They don’t even know they are doing it. Mainlanders just can’t help but talk about roads. If you arrive by car at your destination on the North Island, it’s only a matter of time before your host will enquire “And what way did you come?” I’ve listened to the response, and the answer they seek sounds something like “Well Graham, we took the M123 as far as Borchester, went round the Thingbury bypass and stopped at Makewater services for 25 minutes.” The reply from the other party is to give their own description of such a route, but in reverse. This call and response can go on for some time with particularly tedious people.

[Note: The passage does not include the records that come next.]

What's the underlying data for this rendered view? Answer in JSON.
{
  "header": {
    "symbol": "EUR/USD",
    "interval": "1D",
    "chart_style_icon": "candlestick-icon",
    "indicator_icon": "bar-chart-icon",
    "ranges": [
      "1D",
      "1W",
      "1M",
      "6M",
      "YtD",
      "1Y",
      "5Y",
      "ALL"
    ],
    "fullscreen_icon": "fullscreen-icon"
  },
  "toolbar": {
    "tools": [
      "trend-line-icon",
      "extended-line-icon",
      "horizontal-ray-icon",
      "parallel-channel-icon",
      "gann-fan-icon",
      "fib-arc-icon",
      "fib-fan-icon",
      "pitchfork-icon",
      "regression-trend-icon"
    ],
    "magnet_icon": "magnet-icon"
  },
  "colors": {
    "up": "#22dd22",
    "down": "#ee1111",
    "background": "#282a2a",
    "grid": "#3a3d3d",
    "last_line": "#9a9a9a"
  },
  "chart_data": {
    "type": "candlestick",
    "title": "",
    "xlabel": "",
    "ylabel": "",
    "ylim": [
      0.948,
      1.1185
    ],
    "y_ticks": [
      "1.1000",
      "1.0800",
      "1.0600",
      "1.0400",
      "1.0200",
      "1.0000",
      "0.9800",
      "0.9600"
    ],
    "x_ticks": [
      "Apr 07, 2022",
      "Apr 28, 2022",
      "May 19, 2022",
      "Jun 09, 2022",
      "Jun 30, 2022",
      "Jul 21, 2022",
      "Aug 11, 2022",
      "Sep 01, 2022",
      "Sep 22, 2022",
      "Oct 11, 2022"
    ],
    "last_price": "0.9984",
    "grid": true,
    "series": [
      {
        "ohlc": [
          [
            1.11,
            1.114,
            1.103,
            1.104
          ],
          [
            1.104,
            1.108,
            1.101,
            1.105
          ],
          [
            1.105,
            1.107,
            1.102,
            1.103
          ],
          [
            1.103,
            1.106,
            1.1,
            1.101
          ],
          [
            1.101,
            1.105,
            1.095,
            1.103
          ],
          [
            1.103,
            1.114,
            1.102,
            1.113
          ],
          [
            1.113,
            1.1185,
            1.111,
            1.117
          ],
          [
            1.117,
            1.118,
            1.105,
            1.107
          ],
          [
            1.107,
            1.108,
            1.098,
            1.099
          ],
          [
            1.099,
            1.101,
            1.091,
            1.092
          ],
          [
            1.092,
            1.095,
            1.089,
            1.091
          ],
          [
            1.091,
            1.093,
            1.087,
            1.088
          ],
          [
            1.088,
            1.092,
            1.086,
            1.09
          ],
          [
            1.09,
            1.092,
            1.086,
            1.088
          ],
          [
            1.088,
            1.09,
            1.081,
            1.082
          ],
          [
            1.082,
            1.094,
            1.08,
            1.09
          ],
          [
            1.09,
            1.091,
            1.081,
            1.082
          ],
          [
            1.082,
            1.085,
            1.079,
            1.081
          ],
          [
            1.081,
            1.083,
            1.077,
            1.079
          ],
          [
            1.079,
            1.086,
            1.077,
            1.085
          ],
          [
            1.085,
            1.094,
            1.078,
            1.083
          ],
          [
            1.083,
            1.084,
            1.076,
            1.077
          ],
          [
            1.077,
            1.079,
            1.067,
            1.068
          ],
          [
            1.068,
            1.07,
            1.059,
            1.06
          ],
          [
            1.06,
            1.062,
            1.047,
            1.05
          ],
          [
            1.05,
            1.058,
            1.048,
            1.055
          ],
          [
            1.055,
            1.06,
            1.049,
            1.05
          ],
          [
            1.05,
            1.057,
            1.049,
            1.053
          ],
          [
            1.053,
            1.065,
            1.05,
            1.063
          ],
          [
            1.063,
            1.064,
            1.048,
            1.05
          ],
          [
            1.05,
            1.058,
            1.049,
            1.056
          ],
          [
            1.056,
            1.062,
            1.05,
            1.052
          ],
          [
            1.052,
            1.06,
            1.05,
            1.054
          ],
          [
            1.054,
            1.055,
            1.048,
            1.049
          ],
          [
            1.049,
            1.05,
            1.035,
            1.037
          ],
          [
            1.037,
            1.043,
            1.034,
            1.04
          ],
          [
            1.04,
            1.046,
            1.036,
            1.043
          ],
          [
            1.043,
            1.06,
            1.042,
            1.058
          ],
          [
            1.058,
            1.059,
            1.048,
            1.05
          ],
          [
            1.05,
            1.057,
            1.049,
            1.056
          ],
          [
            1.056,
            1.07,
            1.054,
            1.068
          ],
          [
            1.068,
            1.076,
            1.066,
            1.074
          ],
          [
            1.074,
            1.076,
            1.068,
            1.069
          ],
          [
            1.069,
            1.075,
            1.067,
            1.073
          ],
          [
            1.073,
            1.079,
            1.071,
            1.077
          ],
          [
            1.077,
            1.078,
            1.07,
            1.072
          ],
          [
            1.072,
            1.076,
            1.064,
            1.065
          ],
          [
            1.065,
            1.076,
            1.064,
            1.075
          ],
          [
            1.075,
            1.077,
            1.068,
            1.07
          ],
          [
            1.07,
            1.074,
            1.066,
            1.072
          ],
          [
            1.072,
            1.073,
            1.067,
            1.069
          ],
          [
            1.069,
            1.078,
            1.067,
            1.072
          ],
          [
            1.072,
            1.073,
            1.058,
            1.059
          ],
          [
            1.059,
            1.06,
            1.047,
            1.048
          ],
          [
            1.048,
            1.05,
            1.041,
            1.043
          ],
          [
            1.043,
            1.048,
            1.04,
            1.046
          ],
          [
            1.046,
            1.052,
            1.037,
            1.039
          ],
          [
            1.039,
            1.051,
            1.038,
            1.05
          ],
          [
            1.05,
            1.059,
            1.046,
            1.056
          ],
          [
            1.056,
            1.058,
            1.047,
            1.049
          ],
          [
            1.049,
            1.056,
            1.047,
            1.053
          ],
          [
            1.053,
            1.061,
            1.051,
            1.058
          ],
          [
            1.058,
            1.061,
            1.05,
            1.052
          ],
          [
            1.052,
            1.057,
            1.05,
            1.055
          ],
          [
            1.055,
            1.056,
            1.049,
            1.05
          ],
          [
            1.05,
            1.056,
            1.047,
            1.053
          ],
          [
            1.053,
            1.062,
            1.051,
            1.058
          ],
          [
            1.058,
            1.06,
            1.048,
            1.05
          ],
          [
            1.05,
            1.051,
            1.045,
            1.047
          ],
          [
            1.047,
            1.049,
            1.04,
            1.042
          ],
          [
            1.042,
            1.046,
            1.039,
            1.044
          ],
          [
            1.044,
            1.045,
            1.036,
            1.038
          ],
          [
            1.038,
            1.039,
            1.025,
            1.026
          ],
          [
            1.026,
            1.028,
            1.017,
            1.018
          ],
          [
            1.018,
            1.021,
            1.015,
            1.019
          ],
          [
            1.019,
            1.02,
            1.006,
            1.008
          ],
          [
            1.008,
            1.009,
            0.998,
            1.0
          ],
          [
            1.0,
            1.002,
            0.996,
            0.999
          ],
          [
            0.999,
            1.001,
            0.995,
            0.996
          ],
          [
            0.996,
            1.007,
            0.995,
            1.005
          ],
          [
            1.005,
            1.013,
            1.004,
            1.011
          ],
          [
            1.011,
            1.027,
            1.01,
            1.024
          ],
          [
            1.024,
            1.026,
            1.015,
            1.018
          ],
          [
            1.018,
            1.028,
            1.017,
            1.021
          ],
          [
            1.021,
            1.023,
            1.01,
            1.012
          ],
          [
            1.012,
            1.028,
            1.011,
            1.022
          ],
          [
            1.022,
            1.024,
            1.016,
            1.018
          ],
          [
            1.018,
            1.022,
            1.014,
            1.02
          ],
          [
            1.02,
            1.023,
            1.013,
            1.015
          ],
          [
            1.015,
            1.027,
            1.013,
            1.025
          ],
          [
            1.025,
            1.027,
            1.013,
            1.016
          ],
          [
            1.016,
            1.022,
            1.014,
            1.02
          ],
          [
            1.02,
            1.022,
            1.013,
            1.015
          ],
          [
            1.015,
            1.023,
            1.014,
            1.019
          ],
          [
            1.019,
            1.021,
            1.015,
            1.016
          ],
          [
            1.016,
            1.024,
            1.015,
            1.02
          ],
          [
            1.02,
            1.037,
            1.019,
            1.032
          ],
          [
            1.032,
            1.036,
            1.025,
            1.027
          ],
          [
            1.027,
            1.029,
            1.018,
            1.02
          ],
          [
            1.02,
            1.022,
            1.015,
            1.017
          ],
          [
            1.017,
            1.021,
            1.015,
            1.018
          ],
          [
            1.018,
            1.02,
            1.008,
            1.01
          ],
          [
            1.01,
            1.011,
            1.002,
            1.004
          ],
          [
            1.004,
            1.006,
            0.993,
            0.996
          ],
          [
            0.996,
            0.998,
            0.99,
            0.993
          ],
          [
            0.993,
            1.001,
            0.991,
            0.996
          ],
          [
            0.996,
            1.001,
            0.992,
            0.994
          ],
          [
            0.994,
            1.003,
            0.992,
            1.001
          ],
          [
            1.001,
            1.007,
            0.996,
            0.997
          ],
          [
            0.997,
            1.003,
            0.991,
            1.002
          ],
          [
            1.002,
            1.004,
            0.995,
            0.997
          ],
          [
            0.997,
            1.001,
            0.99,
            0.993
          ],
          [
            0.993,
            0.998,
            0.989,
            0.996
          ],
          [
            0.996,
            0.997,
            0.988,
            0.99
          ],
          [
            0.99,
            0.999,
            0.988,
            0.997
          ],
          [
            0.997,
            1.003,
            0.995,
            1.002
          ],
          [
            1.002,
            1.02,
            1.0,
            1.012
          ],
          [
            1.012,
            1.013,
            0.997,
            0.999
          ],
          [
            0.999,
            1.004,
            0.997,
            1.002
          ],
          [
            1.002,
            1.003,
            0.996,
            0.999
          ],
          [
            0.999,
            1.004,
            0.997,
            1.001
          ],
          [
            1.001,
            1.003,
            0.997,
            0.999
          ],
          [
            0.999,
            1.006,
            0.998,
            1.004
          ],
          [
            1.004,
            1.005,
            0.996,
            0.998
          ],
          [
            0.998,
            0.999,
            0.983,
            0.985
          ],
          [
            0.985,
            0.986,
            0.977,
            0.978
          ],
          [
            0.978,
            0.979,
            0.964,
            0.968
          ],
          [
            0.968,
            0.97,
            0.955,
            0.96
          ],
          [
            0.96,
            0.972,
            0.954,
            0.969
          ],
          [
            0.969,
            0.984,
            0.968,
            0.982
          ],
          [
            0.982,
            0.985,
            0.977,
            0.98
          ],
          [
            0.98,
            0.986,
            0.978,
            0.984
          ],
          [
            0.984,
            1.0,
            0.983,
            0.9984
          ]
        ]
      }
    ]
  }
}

When unsuspecting overners try to open a conversation like this on the Island, they get looks of incomprehension. What use this kind of discussion could be is hard for us Island folk to fathom. Indeed the whole conversation makes little sense to us who habitually drive on the Island. Because here, the best way to navigate is just to point the car vaguely at the place you want to end up in, and keep driving. Many of the roads have no name or number, or if they do, we’ve no idea what it is. Could you name a single numbered B-road on the Island? Thought not. If they do have a name, it’s the same one – there are four roads called ‘High Street’ within ten minutes of my house.
What’s more, there are some routes that just don’t really exist. So you have to make them up. Can you put your hand on your heart and swear you know the best way to get to Newbridge? I’m sure I’ve never driven between Ryde and Chale the same way twice in my life. And why is it that I always go into Ventnor via Wroxall, but drive home via Shanklin?
But it doesn’t matter. In the unlikely event of losing your way, the worst that can happen is you drive round the Island and end up back where you started. Or be more creative – I once heard a tourist telling incredulous friends that they’d got lost on the way, but found Newport by tailing a Southern Vectis bus which helpfully had its destination on it. An excellent demonstration of the axiom if it’s stupid but it works, then it’s not stupid.
I’ve lived on the Island for most of my adult life but I still couldn’t describe how to get from one place to another using that mainland road-language. Can you imagine an Islander talking about how they came along the A3055 until they got to the A3020? Or anyone understanding it if they did? It’s more likely to sound like this: “Well nipper, we got onto Newport Road where the post office used to be, then we turned off when we reached that field where the donkey died. We’d been on the road for a good fifteen minutes so yer dad stopped at the garden centre.”